Metro

My big break: ‘Spidey’

Spider-Man’s battered Broadway stunt double is finally talking, and he’s got none of the web slinger’s usual wisecracks to offer about his harrowing onstage fall.

“The last thing I remember was, like, uh, just going, ‘Oh, God,’ ” Christopher Tierney, a stuntman in “Spider-Man: Turn Off the Dark,” tells WCBS-TV news in an exclusive interview airing tonight at 11.

“I was falling, and then I saw, once I hit the darkness of the stage, I had to just turn it real quick, so I wasn’t going to fall on my head and I crashed on my back,” he tells Channel 2’s Dana Tyler.

Tierney, 32, plummeted about 30 feet on Dec. 20 in front of an audience near the climax of a performance of the injury-plagued Broadway production.

He spent eight days at Bellevue Hospital recovering from four broken ribs, a hairline skull fracture, a broken scapula, a bruised lung, three cracked vertebrae and broken bones below his elbow.

Last Tuesday, Tierney was moved to an unidentified New York rehabilitation center and is expected to head home to Portsmouth, NH, after he is released from the facility on Wednesday.

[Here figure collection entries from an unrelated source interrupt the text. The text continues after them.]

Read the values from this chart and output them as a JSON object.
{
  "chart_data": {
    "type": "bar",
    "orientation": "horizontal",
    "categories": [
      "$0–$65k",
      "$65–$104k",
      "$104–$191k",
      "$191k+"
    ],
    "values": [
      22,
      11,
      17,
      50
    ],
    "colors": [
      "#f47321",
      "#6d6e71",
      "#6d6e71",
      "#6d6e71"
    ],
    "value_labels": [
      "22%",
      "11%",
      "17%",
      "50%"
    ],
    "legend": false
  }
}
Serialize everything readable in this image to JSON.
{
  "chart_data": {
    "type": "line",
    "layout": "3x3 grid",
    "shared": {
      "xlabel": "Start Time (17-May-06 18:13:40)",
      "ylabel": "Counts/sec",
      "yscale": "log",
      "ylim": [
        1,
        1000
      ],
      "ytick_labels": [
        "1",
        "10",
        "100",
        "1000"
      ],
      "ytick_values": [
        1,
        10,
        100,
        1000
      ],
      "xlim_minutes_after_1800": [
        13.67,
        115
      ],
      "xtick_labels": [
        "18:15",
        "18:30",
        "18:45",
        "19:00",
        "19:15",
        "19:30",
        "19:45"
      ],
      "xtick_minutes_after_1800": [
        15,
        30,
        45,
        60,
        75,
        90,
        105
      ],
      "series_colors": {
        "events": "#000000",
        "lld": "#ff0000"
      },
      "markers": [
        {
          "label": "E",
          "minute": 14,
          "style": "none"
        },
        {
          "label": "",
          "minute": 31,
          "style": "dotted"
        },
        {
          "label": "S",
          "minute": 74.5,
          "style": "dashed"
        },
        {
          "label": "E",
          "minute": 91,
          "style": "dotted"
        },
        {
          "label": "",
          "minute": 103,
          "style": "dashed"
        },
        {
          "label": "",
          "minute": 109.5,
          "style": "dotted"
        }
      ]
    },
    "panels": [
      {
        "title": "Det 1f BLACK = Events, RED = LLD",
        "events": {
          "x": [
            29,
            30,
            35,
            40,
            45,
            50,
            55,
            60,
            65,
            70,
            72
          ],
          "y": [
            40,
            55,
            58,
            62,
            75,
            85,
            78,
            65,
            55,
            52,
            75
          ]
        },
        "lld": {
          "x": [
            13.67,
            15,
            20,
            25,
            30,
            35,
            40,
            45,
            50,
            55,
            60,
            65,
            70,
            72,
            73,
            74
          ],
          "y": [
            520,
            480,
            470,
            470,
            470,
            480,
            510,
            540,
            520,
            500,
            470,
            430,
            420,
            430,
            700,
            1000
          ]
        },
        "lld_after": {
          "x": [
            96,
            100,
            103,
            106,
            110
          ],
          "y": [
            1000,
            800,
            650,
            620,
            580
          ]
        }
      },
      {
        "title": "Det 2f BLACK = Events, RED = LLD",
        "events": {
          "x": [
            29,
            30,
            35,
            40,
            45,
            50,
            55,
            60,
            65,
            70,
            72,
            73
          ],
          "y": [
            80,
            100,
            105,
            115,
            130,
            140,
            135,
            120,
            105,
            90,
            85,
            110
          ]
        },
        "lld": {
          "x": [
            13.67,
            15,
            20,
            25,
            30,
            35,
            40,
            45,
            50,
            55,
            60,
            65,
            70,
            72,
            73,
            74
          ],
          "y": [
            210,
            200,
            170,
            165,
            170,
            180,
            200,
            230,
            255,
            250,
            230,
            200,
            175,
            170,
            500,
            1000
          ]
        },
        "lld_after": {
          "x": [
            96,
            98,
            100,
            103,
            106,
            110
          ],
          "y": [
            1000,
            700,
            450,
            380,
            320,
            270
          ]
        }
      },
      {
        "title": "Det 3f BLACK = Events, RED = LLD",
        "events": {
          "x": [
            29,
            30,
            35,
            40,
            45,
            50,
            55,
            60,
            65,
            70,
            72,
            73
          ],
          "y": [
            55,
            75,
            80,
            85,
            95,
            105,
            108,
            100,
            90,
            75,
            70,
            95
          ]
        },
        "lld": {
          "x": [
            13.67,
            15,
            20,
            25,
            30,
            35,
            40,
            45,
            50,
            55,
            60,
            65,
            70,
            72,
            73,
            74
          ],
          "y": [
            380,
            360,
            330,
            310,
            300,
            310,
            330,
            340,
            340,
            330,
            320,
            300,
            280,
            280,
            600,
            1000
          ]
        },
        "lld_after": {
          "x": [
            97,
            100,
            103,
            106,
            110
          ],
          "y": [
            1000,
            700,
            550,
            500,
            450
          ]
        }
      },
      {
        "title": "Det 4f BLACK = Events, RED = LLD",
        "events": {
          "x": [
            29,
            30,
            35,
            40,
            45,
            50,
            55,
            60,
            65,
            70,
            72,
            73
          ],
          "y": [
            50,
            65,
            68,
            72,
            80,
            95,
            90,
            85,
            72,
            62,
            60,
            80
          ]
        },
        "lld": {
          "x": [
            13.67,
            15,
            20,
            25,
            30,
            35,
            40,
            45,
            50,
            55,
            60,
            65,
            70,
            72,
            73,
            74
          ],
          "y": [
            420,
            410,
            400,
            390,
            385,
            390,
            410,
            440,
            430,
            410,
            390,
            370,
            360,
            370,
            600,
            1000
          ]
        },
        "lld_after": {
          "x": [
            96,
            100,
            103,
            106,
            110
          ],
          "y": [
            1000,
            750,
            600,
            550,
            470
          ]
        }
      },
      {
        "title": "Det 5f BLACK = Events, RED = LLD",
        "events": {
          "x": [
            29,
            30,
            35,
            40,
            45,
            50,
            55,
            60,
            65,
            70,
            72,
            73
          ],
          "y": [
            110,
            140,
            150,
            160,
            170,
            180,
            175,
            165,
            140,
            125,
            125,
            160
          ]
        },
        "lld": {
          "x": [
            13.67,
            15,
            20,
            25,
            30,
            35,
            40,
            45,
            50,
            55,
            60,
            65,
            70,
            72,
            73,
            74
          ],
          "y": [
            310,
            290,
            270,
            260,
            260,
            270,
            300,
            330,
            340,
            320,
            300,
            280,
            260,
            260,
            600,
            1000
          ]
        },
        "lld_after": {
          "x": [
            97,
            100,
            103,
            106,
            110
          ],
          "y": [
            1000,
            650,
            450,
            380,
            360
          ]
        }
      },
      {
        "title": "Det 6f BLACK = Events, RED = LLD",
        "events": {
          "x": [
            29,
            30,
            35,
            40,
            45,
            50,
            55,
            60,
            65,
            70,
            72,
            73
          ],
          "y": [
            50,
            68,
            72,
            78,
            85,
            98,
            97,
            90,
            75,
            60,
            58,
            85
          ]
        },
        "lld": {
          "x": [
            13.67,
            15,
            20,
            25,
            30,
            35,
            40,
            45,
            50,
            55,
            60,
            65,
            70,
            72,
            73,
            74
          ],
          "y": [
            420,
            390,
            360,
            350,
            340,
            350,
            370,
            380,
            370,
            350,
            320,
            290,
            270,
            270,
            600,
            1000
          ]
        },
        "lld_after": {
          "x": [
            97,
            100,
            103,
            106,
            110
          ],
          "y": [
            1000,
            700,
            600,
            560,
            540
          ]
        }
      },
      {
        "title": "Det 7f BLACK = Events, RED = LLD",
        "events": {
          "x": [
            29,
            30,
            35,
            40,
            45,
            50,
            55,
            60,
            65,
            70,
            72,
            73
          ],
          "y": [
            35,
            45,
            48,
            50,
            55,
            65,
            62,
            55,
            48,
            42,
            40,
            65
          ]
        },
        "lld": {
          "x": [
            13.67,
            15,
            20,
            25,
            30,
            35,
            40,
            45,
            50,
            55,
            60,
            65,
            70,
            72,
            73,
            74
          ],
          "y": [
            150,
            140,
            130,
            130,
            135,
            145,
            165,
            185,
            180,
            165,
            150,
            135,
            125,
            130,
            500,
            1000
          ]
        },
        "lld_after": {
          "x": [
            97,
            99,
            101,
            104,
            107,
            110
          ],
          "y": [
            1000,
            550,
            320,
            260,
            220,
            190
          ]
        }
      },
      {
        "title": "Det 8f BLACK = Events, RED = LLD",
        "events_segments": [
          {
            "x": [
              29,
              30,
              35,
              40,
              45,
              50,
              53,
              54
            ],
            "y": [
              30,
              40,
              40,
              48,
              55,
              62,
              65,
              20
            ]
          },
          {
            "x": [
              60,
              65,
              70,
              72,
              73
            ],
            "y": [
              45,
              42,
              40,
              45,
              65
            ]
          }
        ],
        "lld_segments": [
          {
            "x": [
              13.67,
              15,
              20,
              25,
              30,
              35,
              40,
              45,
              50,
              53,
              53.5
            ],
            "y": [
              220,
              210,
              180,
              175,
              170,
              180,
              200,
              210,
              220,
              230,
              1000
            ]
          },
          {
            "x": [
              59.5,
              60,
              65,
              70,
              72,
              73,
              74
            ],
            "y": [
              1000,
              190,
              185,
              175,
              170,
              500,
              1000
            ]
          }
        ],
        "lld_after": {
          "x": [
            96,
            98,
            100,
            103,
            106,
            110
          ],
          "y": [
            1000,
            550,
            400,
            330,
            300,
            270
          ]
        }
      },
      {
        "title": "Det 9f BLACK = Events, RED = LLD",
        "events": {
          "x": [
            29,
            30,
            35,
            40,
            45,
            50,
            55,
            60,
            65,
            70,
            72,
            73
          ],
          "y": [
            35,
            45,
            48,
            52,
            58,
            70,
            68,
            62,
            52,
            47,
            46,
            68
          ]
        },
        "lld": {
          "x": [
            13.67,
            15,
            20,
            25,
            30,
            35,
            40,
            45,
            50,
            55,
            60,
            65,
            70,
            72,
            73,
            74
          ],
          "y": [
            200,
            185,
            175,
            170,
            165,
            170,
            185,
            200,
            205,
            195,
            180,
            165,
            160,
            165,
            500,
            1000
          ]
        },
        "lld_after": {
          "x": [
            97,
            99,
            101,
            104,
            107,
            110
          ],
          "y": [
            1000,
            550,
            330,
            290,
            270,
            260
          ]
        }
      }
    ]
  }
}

“He is up,” Tierney’s father, Tim, told CNN yesterday. “He is walking and just doing very well.”

The stuntman hopes to return to the big-budget show as soon as he can.

The show went dark for two days after his fall and didn’t resume until new safety precautions were put in place following a meeting between the show’s company, the Occupational Safety and Health Administration and the state Department of Labor.

The show, with music and lyrics by U2’s Bono and The Edge, has been beset by cast injuries and technical problems.

At the time of his fall, Tierney was wearing a harness and wire that should have lifted him in the air, but he came loose and plummeted.

The fall has been blamed on human error.

Tierney is the fourth cast member to have been in a serious accident in the show, which at $65 million is the most expensive production in Broadway history.